Nuclearelectrica’s Board of Directors convened this week approved the update of the revenues and expenses budget indicators for the current year. Accordingly, the nuclear power producer estimates a gross profit of about 124 million lei (213.5 percent higher than the profit foreseen in the budget approved on July 31, 2014) and a net profit of nearly 98 million lei (+254.8 percent compared to the previous budget framework).
The company forecasts an increase by almost 5 percent in the total revenues to 1.82 billion lei on the estimated sales of electricity given the results at seven months and the contracts concluded within the first eight months on both the competitive and regulated market. The increase of the transport tariff for electric power billed to customers from 10.02 to 10.32 lei/MWh effective since July 1 was also a contributory factor in revising the estimations, along with the increase of financial revenues generated mainly by the financial returns from the foreign currency exchange rate differences recorded in the first half of the year, which were higher than the ones provided for the full year.

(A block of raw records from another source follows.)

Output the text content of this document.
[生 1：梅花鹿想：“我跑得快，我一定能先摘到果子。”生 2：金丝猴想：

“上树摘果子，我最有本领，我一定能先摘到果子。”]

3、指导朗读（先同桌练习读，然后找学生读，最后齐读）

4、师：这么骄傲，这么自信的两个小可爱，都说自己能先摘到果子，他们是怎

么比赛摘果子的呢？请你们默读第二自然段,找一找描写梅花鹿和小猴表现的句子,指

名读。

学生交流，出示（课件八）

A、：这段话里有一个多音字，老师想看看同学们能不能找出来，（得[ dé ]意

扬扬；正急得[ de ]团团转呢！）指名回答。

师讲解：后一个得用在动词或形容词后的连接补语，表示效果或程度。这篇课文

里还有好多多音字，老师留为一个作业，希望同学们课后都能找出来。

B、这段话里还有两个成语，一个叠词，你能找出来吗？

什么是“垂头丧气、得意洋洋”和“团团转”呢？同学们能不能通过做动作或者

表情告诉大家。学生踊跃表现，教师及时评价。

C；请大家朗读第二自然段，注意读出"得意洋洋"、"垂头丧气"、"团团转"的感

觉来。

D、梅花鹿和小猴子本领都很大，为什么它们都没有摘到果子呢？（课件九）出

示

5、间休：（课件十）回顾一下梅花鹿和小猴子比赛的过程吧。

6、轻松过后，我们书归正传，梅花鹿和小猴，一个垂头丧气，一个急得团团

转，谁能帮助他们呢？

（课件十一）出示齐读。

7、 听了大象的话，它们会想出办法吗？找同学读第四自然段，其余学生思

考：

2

A review was also performed as regards expenses, Nuclearelectrica expecting a growth by 0.29 percent (5.1 million lei) due to the reduction of the tax on special constructions, through recalculation, following their revaluation in March 2014 and the reflection of the revaluation results through the net method at December 31, 2013. Additionally, the increase of amortization value subsequent to the revaluation of the assets was determinant in revising the expenses budget, explains a notification sent to the Bucharest Stock Exchange.